Included in this data is a categorical variable indicating grade-levels served (Primary, Middle, High, or Other), the proportion of students receiving free or reduced-price lunch, the proportion of students of color, the state school accountability score (spg_score
) and letter grade(spg_grade
), and the number of enrolled students.
head(cms_data)
#> # A tibble: 6 x 7
#> school_name grade_level_cat frl_percent soc_percent spg_score spg_grade
#> <chr> <chr> <dbl> <dbl> <dbl> <chr>
#> 1 EASTOVER ELEMENTA~ Primary 0.248 0.323 66 C
#> 2 MCALPINE ELEMENTA~ Primary 0.229 0.348 67 C
#> 3 BARNETTE ELEMENTA~ Primary 0.239 0.355 75 B
#> 4 TRILLIUM SPRINGS ~ Primary 0.211 0.629 76 B
#> 5 TORRENCE CREEK EL~ Primary 0.206 0.339 77 B
#> 6 BALLANTYNE ELEMEN~ Primary 0.152 0.477 79 B
#> # ... with 1 more variable: total_students_2018 <dbl>
How does implicit stratification work?
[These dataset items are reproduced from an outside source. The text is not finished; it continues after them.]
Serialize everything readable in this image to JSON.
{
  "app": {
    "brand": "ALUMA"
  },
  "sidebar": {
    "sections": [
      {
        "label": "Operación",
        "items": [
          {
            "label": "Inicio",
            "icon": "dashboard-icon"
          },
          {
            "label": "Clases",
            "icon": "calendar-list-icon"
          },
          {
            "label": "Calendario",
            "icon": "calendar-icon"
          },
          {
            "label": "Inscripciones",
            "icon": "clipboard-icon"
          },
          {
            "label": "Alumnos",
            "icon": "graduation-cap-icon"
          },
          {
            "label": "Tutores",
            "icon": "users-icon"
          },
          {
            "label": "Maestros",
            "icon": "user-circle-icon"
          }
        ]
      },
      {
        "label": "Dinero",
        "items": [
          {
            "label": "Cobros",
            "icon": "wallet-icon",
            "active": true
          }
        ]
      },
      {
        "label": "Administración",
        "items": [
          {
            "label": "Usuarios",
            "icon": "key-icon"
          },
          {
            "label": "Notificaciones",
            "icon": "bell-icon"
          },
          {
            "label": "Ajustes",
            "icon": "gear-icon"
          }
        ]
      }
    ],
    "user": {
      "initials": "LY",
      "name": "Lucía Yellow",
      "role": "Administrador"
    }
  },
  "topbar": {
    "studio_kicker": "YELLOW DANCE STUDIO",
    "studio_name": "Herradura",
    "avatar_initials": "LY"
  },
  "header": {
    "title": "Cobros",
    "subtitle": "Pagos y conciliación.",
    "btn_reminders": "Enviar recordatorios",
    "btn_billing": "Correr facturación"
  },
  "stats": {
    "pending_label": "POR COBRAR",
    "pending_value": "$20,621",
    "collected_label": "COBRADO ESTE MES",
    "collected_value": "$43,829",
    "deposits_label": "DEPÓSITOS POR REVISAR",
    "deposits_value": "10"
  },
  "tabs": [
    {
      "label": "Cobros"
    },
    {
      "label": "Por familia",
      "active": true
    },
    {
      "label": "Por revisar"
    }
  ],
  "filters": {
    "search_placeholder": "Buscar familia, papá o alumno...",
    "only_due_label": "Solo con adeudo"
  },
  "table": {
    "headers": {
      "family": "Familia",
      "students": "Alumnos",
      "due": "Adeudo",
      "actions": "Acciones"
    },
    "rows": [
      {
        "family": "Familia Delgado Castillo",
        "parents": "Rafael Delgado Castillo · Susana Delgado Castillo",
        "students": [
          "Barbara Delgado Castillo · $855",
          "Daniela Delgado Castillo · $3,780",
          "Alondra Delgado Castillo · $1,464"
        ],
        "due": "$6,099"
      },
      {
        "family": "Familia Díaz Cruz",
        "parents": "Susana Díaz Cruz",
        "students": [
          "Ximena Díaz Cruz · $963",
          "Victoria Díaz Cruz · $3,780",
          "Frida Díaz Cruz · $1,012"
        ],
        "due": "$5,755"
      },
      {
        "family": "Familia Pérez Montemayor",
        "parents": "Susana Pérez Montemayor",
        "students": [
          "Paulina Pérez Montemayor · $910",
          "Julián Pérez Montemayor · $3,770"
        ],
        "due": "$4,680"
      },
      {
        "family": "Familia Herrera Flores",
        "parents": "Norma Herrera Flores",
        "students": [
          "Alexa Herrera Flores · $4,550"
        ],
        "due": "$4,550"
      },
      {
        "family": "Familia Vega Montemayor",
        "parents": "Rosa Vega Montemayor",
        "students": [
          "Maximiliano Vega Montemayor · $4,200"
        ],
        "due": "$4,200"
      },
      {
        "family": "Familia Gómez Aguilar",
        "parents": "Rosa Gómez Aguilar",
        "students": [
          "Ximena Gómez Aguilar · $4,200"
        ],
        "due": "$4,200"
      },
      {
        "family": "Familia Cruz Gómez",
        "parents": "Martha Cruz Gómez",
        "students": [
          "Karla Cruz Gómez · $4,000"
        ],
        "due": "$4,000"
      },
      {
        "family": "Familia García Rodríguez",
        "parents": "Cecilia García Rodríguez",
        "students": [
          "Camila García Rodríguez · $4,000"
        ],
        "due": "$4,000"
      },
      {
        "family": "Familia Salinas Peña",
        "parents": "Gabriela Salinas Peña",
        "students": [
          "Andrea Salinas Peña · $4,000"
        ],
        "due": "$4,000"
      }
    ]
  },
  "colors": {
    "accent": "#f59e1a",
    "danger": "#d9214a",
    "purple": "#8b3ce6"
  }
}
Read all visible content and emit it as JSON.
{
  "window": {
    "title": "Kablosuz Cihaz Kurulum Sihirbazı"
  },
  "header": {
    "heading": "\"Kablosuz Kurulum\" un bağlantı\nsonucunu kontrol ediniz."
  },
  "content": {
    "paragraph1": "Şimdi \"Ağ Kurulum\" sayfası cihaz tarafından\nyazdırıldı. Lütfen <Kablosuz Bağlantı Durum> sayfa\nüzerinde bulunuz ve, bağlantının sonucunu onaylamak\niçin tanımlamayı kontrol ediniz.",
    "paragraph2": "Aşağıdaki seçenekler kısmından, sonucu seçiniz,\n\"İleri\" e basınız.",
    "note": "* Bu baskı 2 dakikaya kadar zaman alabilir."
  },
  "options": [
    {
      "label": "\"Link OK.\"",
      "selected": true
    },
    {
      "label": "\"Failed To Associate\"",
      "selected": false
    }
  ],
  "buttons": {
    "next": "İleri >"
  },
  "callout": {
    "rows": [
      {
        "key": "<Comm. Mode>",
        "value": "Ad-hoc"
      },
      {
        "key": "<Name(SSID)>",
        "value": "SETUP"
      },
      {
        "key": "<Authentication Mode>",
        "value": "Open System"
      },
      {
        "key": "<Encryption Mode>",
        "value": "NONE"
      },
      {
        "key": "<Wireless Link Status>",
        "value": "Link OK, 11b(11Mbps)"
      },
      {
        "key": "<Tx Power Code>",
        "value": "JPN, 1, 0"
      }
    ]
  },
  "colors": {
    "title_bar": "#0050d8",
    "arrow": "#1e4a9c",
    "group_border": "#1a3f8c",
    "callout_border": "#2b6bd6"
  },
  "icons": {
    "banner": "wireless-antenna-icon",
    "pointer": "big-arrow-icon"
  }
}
It’s mostly just sorting data
To learn more about the specifics of implicit stratification, read the TNTP memo “placeholder_memo_title” (link to Adam’s, potentially revised, memo). In short, we sort the by the variable(s) on which we want to ensure variation, pick a random starting spot on this sorted list, and then count every k rows to get all of our selected units. The number of steps k represents is based on how many units are sampled. For example, there are 170 schools in the CMS data set. To sample 10 schools, pick a random starting row between 1 and 17, and then count every 17th school until the end of the data. Each school picked along the way is part of the sample.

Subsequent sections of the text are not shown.